Time is funny

It got up to about 90 degrees today. I watched most of it from my office window, in a climate-uncontrolled office.

There’s a thermostat in my office. It has a digital readout with green lights telling me what the university has programmed for us. They sprung for the deluxe version, too. There are two buttons on the thermostat that don’t do anything. They’re just there to make you feel as if you have some control over the 76-degrees-in-the-summer. You don’t, but it’s a gesture.

And that gesture did not help when, at quitting time, I opened the door and felt 90 degrees today for the first time since last September 21st.

That’s 254 days.

Now, as I get older, I find that I don’t relish the real flesh-burning heat of my youth. It once was a badge of honor or something, I guess, now it is just a thing to endure until you find some air conditioning. (I blame a bad bout of heat exhaustion I had in the late-oughts.) Ninety isn’t bad, unless you’re working in it. Ninety is good and warm, no matter what you’re doing. But you can, in a few days or so, get adjusted to it.

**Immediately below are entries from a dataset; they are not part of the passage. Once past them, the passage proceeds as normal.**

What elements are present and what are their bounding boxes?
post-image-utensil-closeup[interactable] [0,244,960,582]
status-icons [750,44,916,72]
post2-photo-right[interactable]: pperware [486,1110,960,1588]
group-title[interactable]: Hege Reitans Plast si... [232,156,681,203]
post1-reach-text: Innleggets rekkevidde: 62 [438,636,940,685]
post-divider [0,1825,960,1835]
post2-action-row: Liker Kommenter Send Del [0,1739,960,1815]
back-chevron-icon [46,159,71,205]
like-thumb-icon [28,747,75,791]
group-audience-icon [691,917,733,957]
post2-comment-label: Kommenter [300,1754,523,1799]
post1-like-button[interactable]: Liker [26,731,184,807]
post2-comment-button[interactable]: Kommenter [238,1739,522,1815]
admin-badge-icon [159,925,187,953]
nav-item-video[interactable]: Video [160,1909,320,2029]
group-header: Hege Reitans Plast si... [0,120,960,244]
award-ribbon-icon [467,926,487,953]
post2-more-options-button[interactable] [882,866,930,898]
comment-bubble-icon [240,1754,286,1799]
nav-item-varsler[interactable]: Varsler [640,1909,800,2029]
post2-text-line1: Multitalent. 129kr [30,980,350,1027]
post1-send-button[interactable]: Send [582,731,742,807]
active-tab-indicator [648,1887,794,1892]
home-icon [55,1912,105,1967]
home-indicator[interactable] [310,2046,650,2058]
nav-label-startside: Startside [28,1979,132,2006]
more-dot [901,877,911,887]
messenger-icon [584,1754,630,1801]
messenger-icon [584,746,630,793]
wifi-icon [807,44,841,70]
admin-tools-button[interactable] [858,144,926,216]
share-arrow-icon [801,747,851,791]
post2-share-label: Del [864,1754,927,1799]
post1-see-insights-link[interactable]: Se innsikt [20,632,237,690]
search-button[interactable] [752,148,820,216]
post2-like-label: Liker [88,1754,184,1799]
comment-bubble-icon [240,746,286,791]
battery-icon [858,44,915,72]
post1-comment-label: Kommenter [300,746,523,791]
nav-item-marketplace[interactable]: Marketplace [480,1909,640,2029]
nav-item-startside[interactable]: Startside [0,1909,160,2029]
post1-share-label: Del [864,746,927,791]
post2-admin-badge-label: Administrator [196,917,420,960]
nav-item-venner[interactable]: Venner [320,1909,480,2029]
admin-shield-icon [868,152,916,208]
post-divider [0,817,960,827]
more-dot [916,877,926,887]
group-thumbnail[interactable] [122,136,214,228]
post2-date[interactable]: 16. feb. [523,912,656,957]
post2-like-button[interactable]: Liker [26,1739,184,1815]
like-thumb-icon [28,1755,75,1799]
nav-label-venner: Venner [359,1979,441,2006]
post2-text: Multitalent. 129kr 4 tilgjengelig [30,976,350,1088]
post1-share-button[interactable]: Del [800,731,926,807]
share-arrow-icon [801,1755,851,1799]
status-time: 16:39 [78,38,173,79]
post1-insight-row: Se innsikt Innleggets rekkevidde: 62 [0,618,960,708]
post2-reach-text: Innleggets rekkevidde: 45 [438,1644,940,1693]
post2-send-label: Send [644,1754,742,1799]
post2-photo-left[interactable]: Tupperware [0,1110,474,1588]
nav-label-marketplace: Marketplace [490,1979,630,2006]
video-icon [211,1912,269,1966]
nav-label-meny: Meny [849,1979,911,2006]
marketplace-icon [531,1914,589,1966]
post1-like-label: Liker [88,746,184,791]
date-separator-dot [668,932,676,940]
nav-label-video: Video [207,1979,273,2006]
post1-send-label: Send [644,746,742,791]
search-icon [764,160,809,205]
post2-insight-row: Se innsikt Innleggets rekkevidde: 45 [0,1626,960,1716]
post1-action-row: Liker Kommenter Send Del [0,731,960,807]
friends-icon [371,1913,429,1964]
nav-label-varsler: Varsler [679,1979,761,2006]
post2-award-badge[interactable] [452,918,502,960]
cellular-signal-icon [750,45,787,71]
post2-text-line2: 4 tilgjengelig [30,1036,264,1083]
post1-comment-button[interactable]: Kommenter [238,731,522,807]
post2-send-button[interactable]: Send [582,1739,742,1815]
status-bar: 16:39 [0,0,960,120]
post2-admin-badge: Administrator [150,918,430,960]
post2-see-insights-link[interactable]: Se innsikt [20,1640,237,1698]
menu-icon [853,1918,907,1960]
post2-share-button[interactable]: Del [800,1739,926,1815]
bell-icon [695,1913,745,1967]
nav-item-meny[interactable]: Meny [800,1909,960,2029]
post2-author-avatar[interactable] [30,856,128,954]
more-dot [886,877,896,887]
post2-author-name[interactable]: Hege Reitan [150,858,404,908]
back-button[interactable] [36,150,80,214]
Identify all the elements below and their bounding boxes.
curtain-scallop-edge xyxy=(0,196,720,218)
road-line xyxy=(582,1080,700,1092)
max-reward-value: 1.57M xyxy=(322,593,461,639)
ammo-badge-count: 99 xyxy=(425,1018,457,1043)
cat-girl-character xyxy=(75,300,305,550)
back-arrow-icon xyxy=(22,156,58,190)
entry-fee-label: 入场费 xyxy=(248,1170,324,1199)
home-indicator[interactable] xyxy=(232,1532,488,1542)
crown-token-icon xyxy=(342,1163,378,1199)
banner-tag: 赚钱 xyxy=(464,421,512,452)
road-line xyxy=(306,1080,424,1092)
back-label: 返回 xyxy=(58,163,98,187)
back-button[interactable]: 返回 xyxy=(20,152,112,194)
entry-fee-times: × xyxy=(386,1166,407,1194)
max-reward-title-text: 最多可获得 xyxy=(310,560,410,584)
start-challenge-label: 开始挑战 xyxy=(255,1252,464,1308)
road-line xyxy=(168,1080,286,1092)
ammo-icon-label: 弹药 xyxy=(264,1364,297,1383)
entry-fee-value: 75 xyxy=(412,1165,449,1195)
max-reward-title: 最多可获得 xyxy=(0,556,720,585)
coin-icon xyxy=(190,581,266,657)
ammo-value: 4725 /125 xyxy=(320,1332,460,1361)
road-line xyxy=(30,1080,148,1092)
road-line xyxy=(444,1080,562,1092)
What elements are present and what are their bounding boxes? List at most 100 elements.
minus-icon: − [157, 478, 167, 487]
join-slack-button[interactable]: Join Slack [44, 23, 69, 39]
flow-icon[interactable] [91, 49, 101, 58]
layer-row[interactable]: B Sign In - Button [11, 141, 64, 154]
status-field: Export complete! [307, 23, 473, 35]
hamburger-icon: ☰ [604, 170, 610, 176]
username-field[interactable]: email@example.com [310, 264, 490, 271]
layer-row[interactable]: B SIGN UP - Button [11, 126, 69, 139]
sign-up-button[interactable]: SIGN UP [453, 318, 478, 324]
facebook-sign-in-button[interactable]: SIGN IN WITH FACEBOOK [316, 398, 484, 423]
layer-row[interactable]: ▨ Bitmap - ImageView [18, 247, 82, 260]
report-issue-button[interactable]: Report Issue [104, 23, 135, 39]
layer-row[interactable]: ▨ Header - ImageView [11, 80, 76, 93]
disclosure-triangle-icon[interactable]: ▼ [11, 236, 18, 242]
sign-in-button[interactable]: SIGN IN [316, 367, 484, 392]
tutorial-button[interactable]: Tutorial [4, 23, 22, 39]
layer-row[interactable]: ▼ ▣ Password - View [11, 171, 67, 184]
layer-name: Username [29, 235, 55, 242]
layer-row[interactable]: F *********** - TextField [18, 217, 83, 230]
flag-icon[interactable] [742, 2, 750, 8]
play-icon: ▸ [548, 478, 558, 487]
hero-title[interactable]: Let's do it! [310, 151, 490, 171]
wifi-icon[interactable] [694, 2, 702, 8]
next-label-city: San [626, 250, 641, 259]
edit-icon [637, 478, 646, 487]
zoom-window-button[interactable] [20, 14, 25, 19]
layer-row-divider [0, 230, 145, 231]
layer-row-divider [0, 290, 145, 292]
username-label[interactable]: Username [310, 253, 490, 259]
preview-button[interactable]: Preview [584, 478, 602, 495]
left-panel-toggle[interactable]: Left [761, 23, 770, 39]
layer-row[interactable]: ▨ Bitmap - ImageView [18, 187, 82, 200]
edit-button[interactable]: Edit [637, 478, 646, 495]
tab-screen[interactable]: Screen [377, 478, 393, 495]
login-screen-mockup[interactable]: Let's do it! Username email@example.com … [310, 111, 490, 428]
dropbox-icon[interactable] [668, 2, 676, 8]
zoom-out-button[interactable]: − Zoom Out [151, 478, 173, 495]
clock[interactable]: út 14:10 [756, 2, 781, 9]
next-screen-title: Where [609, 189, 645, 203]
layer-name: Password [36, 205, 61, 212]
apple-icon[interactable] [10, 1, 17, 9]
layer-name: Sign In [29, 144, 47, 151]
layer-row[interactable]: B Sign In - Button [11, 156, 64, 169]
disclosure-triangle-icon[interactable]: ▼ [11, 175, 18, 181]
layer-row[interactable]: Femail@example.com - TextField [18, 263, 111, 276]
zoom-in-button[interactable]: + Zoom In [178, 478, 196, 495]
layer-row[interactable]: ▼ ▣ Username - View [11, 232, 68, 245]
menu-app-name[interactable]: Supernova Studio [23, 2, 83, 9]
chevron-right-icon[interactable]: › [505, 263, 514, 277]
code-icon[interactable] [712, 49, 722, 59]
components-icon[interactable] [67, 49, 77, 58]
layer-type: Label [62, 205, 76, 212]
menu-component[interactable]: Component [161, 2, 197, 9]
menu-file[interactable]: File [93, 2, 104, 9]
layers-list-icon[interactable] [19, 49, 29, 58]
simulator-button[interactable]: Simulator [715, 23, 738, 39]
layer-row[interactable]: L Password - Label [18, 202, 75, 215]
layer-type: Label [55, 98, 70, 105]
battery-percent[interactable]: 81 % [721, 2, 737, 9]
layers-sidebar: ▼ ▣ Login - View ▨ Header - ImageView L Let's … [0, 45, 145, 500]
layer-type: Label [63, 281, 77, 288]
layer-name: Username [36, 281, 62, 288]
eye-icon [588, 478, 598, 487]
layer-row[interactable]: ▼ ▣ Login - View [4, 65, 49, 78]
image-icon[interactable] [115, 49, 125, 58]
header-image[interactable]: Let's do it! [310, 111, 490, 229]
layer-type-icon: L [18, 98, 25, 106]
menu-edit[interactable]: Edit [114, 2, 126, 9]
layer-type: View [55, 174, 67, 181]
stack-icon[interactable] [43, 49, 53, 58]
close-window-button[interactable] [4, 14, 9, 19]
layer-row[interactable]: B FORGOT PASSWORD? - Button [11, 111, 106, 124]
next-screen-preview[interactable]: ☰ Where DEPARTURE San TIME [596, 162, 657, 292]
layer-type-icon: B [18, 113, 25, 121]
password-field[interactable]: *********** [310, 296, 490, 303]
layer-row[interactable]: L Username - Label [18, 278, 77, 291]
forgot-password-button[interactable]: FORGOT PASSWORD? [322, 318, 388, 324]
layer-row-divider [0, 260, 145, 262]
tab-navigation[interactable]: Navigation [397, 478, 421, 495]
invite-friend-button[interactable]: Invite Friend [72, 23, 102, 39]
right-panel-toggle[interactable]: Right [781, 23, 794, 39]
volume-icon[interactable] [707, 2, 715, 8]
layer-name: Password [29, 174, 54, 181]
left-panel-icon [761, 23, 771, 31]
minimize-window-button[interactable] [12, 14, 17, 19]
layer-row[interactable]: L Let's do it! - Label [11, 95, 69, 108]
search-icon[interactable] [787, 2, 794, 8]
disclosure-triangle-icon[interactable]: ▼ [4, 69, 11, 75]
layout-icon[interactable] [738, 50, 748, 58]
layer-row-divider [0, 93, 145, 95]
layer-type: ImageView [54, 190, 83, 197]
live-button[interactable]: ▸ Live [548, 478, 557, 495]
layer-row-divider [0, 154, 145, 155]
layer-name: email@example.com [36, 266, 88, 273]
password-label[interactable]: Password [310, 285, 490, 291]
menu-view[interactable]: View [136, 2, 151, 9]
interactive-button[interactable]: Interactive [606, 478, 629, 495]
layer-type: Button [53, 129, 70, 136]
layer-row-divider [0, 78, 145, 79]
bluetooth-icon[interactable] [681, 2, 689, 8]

There’s a reasonably fine line here, I would say, and I think that changes over time, over the course of one’s experience and, again, what you’re having to do outside. Anything in the mid-90s seems right up next to hot. If you get over 106 degrees or so, in our usually humid climes, and it just feels painful.

But even 90 degrees, the first time you get above the mid 80s, can feel deflating.

What I’m saying is, 254 days is a long time to go between summer temperatures. This is a dawning realization, one that will prompt me to spend more of the summer outdoors.

What I’m really saying is, how is it June already? And, simultaneously, how did this month take so long to arrive?

This is where I erased 1,600 words on the notions of things that are far off and close at hand, how time flies, but also sinks into the muck on the bottom of a lake.

It was warm enough that I decided to not go for a bike ride today. Par for the month. Err, last month. May featured the fewest rides of the year, so far. And it is starting to show on the mileage chart. Computer, show us the mileage chart!

It’s a humble set of marks, but, for me, these are good numbers.

Except, look at all of those scary little plateaus in the purple line. This chart is based on a daily mileage spreadsheet (what, you don’t run spreadsheets on things like that?) and plateaus on this chart mean no bike riding was done. Meanwhile, the colorful average daily lines just keep marching on. It’s your classic case of when projections and realities sometimes wind up at odds with one another. In May, some travel, illness, and busy schedules slowed me down. That’s something we’ll have to remedy in June. Starting tomorrow. There needs to be more distance between the purple line of reality and the only mildly ambitious green line which signifies averaging 10 miles per day.

But, first, since it is the second day of the month, I’m already one day behind on updating all of my spreadsheets, cleaning the computer, and so on. This is how I will start my weekend, which begins right … now.

Have a great June weekend everybody, and thanks for stopping by today.